Les sacs en plastique fin à usage unique devraient être interdits en Suisse. Après le National, le Conseil des Etats a accepté jeudi par 18 voix contre 17 une motion de Dominique de Buman (PDC/FR) chargeant le Conseil fédéral d'agir en ce sens.

"Il est temps de mettre fin à une pollution inutile et aux effets durables", a lancé Raphaël Comte (PLR/NE). Coop et Migros distribuent à eux seuls 240 millions de ces sacs. La France a déjà choisi de les interdire pour proposer aux clients des cabas réutilisables en polypropylène, une mesure bien accueillie par la clientèle, a-t-il ajouté.

Luc Recordon (Verts/VD) s'est également insurgé contre le littering constaté chaque jour en ville et en forêt "qui devient une véritable plaie". Il a insisté sur le caractère néfaste de ces matières à base de pétrole sur l'environnement.

Pas de délai contraignant

Le camp des perdants a plaidé en vain contre une mesure disproportionnée. Les sacs en plastique fin représentent quelque 3000 tonnes sur une consommation annuelle totale de 850'000 tonnes de matière plastique, a relevé Pankraz Freitag (PLR/GL) pour la commission. Par ailleurs, la Suisse ne connaît pas de pollution au sac plastique comme certains pays pauvres.

"Vu sous l'angle du bilan écologique, le remplacement des sacs plastique par des sacs en papier est insatisfaisant", a ajouté la conseillère fédérale Doris Leuthard. En outre, le littering ne se limite pas aux sacs en plastique mais concerne les bouteille PET, les chewing-gums et toute sorte d'autres déchets.

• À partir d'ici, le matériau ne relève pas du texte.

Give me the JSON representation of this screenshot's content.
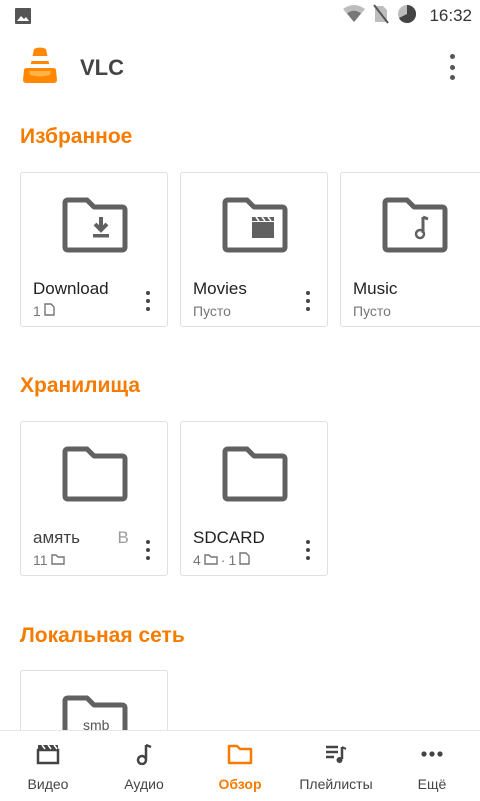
{
  "status_bar": {
    "time": "16:32",
    "icons": [
      "image-icon",
      "wifi-icon",
      "no-sim-icon",
      "battery-icon"
    ]
  },
  "app_bar": {
    "title": "VLC",
    "logo": "vlc-cone-logo",
    "menu_icon": "overflow-menu-icon"
  },
  "colors": {
    "accent": "#f57c00",
    "icon_gray": "#616161",
    "text": "#212121",
    "secondary_text": "#757575"
  },
  "favorites": {
    "title": "Избранное",
    "items": [
      {
        "name": "Download",
        "count": "1",
        "count_icon": "file-icon",
        "folder_icon": "folder-download-icon"
      },
      {
        "name": "Movies",
        "subtitle": "Пусто",
        "folder_icon": "folder-movie-icon"
      },
      {
        "name": "Music",
        "subtitle": "Пусто",
        "folder_icon": "folder-music-icon"
      }
    ]
  },
  "storages": {
    "title": "Хранилища",
    "items": [
      {
        "name_left": "амять",
        "name_right": "В",
        "count": "11",
        "count_icon": "folder-small-icon",
        "folder_icon": "folder-icon"
      },
      {
        "name": "SDCARD",
        "folders": "4",
        "separator": "·",
        "files": "1",
        "folder_icon": "folder-icon"
      }
    ]
  },
  "network": {
    "title": "Локальная сеть",
    "items": [
      {
        "folder_label": "smb",
        "folder_icon": "folder-smb-icon"
      }
    ]
  },
  "bottom_nav": {
    "active_index": 2,
    "items": [
      {
        "label": "Видео",
        "icon": "video-clapper-icon"
      },
      {
        "label": "Аудио",
        "icon": "music-note-icon"
      },
      {
        "label": "Обзор",
        "icon": "folder-browse-icon"
      },
      {
        "label": "Плейлисты",
        "icon": "playlist-icon"
      },
      {
        "label": "Ещё",
        "icon": "more-horiz-icon"
      }
    ]
  }
}
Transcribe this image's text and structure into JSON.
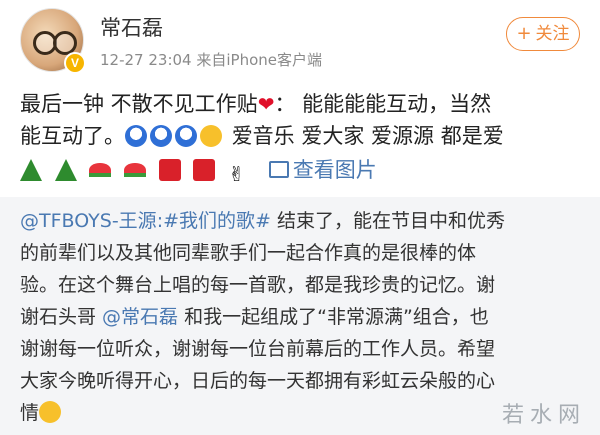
{
  "header": {
    "username": "常石磊",
    "meta": "12-27 23:04  来自iPhone客户端",
    "follow_label": "关注",
    "verified_badge": "V"
  },
  "post": {
    "line1_a": "最后一钟 不散不见工作贴",
    "line1_b": "：  能能能能互动，当然",
    "line2_a": "能互动了。",
    "line2_b": "爱音乐 爱大家 爱源源 都是爱",
    "see_images": "查看图片"
  },
  "quoted": {
    "mention_tfboys": "@TFBOYS-王源",
    "hashtag": ":#我们的歌#",
    "p1": " 结束了，能在节目中和优秀",
    "p2": "的前辈们以及其他同辈歌手们一起合作真的是很棒的体",
    "p3": "验。在这个舞台上唱的每一首歌，都是我珍贵的记忆。谢",
    "p4_a": "谢石头哥 ",
    "mention_csl": "@常石磊",
    "p4_b": " 和我一起组成了“非常源满”组合，也",
    "p5": "谢谢每一位听众，谢谢每一位台前幕后的工作人员。希望",
    "p6": "大家今晚听得开心，日后的每一天都拥有彩虹云朵般的心",
    "p7": "情"
  },
  "watermark": "若水网",
  "colors": {
    "accent": "#f08a3c",
    "link": "#4a79b2",
    "quoted_bg": "#f4f5f7"
  },
  "icons": [
    "heart-icon",
    "shock-emoji-icon",
    "laugh-emoji-icon",
    "christmas-tree-icon",
    "watermelon-icon",
    "red-envelope-icon",
    "victory-hand-icon",
    "image-icon",
    "tongue-emoji-icon",
    "verified-badge-icon"
  ]
}
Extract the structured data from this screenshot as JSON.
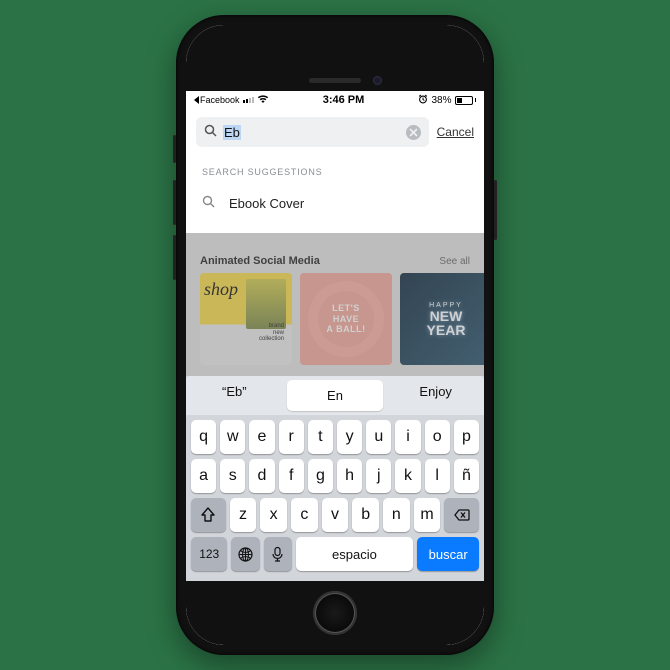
{
  "status": {
    "back_app": "Facebook",
    "time": "3:46 PM",
    "battery_pct": "38%"
  },
  "search": {
    "value": "Eb",
    "cancel": "Cancel"
  },
  "suggestions": {
    "heading": "SEARCH SUGGESTIONS",
    "items": [
      "Ebook Cover"
    ]
  },
  "bg_category": {
    "title": "Animated Social Media",
    "see_all": "See all",
    "cards": {
      "card1_text": "brand\nnew\ncollection",
      "card1_shop": "shop",
      "card2_text": "LET'S\nHAVE\nA BALL!",
      "card3_small": "HAPPY",
      "card3_line1": "NEW",
      "card3_line2": "YEAR"
    }
  },
  "keyboard": {
    "predictions": [
      "“Eb”",
      "En",
      "Enjoy"
    ],
    "row1": [
      "q",
      "w",
      "e",
      "r",
      "t",
      "y",
      "u",
      "i",
      "o",
      "p"
    ],
    "row2": [
      "a",
      "s",
      "d",
      "f",
      "g",
      "h",
      "j",
      "k",
      "l",
      "ñ"
    ],
    "row3": [
      "z",
      "x",
      "c",
      "v",
      "b",
      "n",
      "m"
    ],
    "num_label": "123",
    "space_label": "espacio",
    "action_label": "buscar"
  }
}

Les arguments mettant en avant les efforts volontaires déjà déployés par les commerces n'y ont rien fait. Ce vote acquis de justesse est sans doute lié aux modestes modifications qu'il implique. Il entraînera seulement un changement d'ordonnance, sans délai contraignant pour le Conseil fédéral, a rappelé Raphaël Comte.